Город золота и свинца | страница 23
– Утром мы пойдем туда, – сказал Бинпол.
– Да, – устало кивнул я, – утром.
– На дальнем берегу деревья гуще. Хоть какая-то защита от дождя.
Я опять кивнул, заставил свои свинцовые ноги сделать несколько шагов и остановился. Кто-то стоял у деревьев и смотрел на нас. Поняв, что мы его увидели, он направился к нам. В тусклом свете я разглядел, что это мужчина средних лет, высокий и худой, одетый в грубые темные брюки и рубашку. У него были длинные волосы и борода. Я увидел кое-что еще. На лбу волосы у него редели. Они были черные и начинали седеть. И там, где должна была находиться полоса шапки, виднелась только кожа, задубевшая и смуглая.
Он говорил по-немецки с сильным акцентом. Он видел, как мы барахтались в воде и как Бинпол вытащил меня на берег. Манеры у него были странные, как будто он в одно и то же время и недоволен, и приветлив. Мне казалось, что он с удовольствием увидел бы, как мы проплываем мимо, и даже не задумался бы о наших шансах на спасение. Но мы уже были здесь…
Он лишь сказал:
– Вам нужно просушиться. Идемте со мной.
Множество вопросов мелькало у меня в голове, и среди них самый важный: почему на нем не было шапки? Но казалось более благоразумным подождать с вопросами. Я посмотрел на Бинпола, он кивнул. Человек провел нас к утоптанной тропе. Она извивалась между деревьями, и через несколько минут мы оказались на поляне. Перед нами был деревянный дом, в окне горела масляная лампа, из трубы поднимался дым. Наш проводник открыл дверь и вошел, мы же за ним.
В очаге горели дрова. На полу лежал большой ковер, красный, с изображением черных и желтых животных; на ковре сидели три кошки. Человек отпихнул их ногой, не грубо, просто заставляя их уступить место. Он подошел к шкафу и достал два холщовых полотенца.
– Снимите мокрое, – сказал он. – Согрейтесь перед огнем. У меня есть несколько пар брюк и рубашек, сможете надеть, пока ваши не просохнут. Вы голодны?

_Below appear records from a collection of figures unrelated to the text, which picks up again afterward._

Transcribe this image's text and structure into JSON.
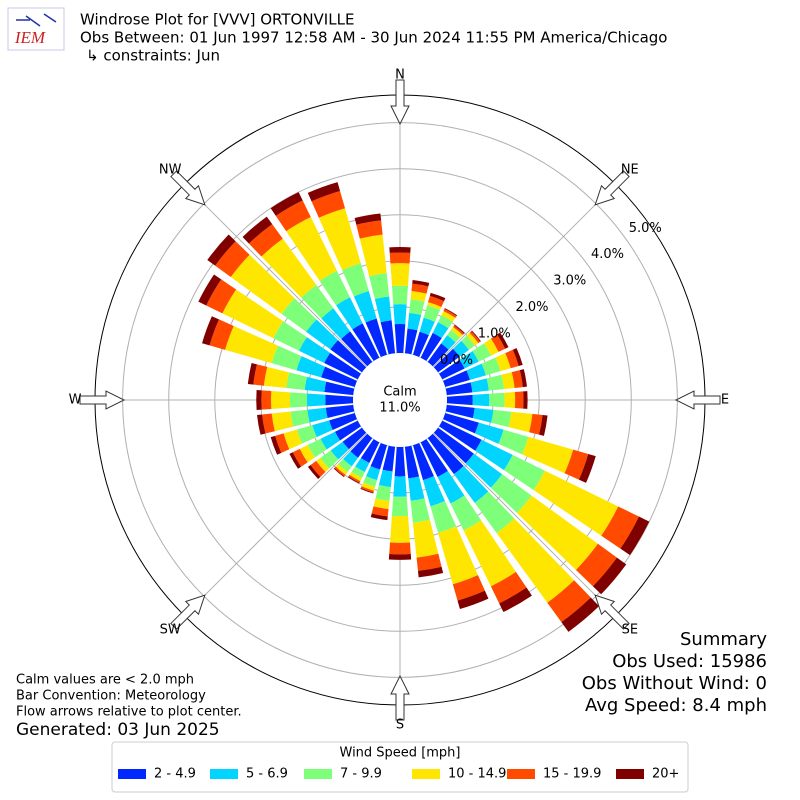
{
  "chart_data": {
    "type": "windrose",
    "logo": "IEM",
    "title": "Windrose Plot for [VVV] ORTONVILLE",
    "subtitle": "Obs Between: 01 Jun 1997 12:58 AM - 30 Jun 2024 11:55 PM America/Chicago",
    "constraints": "↳ constraints: Jun",
    "direction_labels": [
      "N",
      "NE",
      "E",
      "SE",
      "S",
      "SW",
      "W",
      "NW"
    ],
    "calm": {
      "label": "Calm",
      "value": 11.0,
      "value_label": "11.0%"
    },
    "rlim": [
      0,
      5.6
    ],
    "rticks": [
      {
        "value": 0,
        "label": "0.0%"
      },
      {
        "value": 1,
        "label": "1.0%"
      },
      {
        "value": 2,
        "label": "2.0%"
      },
      {
        "value": 3,
        "label": "3.0%"
      },
      {
        "value": 4,
        "label": "4.0%"
      },
      {
        "value": 5,
        "label": "5.0%"
      }
    ],
    "grid": true,
    "x": [
      0,
      10,
      20,
      30,
      40,
      50,
      60,
      70,
      80,
      90,
      100,
      110,
      120,
      130,
      140,
      150,
      160,
      170,
      180,
      190,
      200,
      210,
      220,
      230,
      240,
      250,
      260,
      270,
      280,
      290,
      300,
      310,
      320,
      330,
      340,
      350
    ],
    "legend_title": "Wind Speed [mph]",
    "series": [
      {
        "name": "2 - 4.9",
        "color": "#0028ff",
        "values": [
          0.63,
          0.54,
          0.52,
          0.6,
          0.5,
          0.58,
          0.54,
          0.56,
          0.56,
          0.56,
          0.61,
          0.76,
          0.95,
          0.96,
          0.97,
          0.84,
          0.79,
          0.69,
          0.64,
          0.54,
          0.55,
          0.5,
          0.53,
          0.52,
          0.55,
          0.58,
          0.6,
          0.6,
          0.63,
          0.76,
          0.81,
          0.85,
          0.82,
          0.83,
          0.82,
          0.72
        ]
      },
      {
        "name": "5 - 6.9",
        "color": "#00d4ff",
        "values": [
          0.43,
          0.34,
          0.32,
          0.26,
          0.22,
          0.25,
          0.34,
          0.36,
          0.36,
          0.36,
          0.41,
          0.56,
          0.75,
          0.76,
          0.77,
          0.64,
          0.59,
          0.49,
          0.44,
          0.34,
          0.24,
          0.22,
          0.23,
          0.32,
          0.35,
          0.38,
          0.4,
          0.4,
          0.43,
          0.56,
          0.61,
          0.65,
          0.62,
          0.63,
          0.62,
          0.52
        ]
      },
      {
        "name": "7 - 9.9",
        "color": "#7dff7a",
        "values": [
          0.4,
          0.3,
          0.28,
          0.17,
          0.14,
          0.16,
          0.3,
          0.33,
          0.33,
          0.33,
          0.39,
          0.56,
          0.78,
          0.79,
          0.81,
          0.65,
          0.6,
          0.48,
          0.42,
          0.3,
          0.15,
          0.14,
          0.15,
          0.28,
          0.31,
          0.35,
          0.37,
          0.37,
          0.4,
          0.56,
          0.62,
          0.66,
          0.63,
          0.64,
          0.63,
          0.51
        ]
      },
      {
        "name": "10 - 14.9",
        "color": "#ffe600",
        "values": [
          0.49,
          0.18,
          0.07,
          0.1,
          0.08,
          0.09,
          0.18,
          0.23,
          0.23,
          0.23,
          0.46,
          1.01,
          1.77,
          1.78,
          1.87,
          1.35,
          1.16,
          0.76,
          0.58,
          0.18,
          0.09,
          0.08,
          0.08,
          0.11,
          0.19,
          0.3,
          0.41,
          0.41,
          0.49,
          1.05,
          1.23,
          1.36,
          1.24,
          1.3,
          1.24,
          0.84
        ]
      },
      {
        "name": "15 - 19.9",
        "color": "#ff4a00",
        "values": [
          0.23,
          0.16,
          0.14,
          0.05,
          0.04,
          0.05,
          0.16,
          0.18,
          0.18,
          0.18,
          0.22,
          0.34,
          0.5,
          0.51,
          0.52,
          0.41,
          0.37,
          0.29,
          0.25,
          0.16,
          0.04,
          0.04,
          0.04,
          0.15,
          0.17,
          0.19,
          0.21,
          0.21,
          0.23,
          0.35,
          0.39,
          0.42,
          0.39,
          0.4,
          0.39,
          0.31
        ]
      },
      {
        "name": "20+",
        "color": "#800000",
        "values": [
          0.12,
          0.08,
          0.07,
          0.02,
          0.02,
          0.02,
          0.08,
          0.09,
          0.09,
          0.09,
          0.11,
          0.17,
          0.25,
          0.25,
          0.26,
          0.21,
          0.19,
          0.14,
          0.12,
          0.08,
          0.02,
          0.02,
          0.02,
          0.07,
          0.08,
          0.1,
          0.11,
          0.11,
          0.12,
          0.17,
          0.19,
          0.21,
          0.2,
          0.2,
          0.2,
          0.15
        ]
      }
    ],
    "notes": [
      "Calm values are < 2.0 mph",
      "Bar Convention: Meteorology",
      "Flow arrows relative to plot center."
    ],
    "generated": "Generated: 03 Jun 2025",
    "summary": [
      "Summary",
      "Obs Used: 15986",
      "Obs Without Wind: 0",
      "Avg Speed: 8.4 mph"
    ]
  }
}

Мы взглянули друг на друга. Бинпол сказал:
– Очень голодны, сэр. Если вы…
– Не называйте меня «сэр». Я Ганс. Хлеб и холодное мясо. Я не готовлю на ночь.
– Достаточно одного хлеба, – сказал я.
– Нет. Вы голодны. Вытритесь.
Брюки и рубашки были, конечно, велики, особенно для меня. Я закатал штанины, и он дал мне ремень, которым я подпоясался. Внутри рубашки я вообще потерялся. Пока мы переодевались, он ставил все необходимое на выскобленный деревянный стол: ножи и тарелки, блюдце с желтым маслом, большой плоский хлеб с коричневой корочкой и мясо, частично нарезанное: розовое мясо было окружено чистым белым жиром, с одной стороны запеченным. Я отрезал его, пока Бинпол кромсал хлеб. Ганс следил за мной, и я слегка устыдился толщины кусков. Но он одобрительно кивнул. Потом принес две кружки, поставил их около тарелок и опять вернулся с большим глиняным кувшином, из которого налил нам темного пива. Мы принялись за еду. Я уговаривал себя есть медленно, но тщетно. Мясо было нежным, хлеб мягким, а масло таким, какого я не пробовал с тех пор, как ушел из дому. Пиво, которым я запивал все это, было крепким и вкусным. Челюсти у меня заныли от жевания, но живот требовал еще и еще.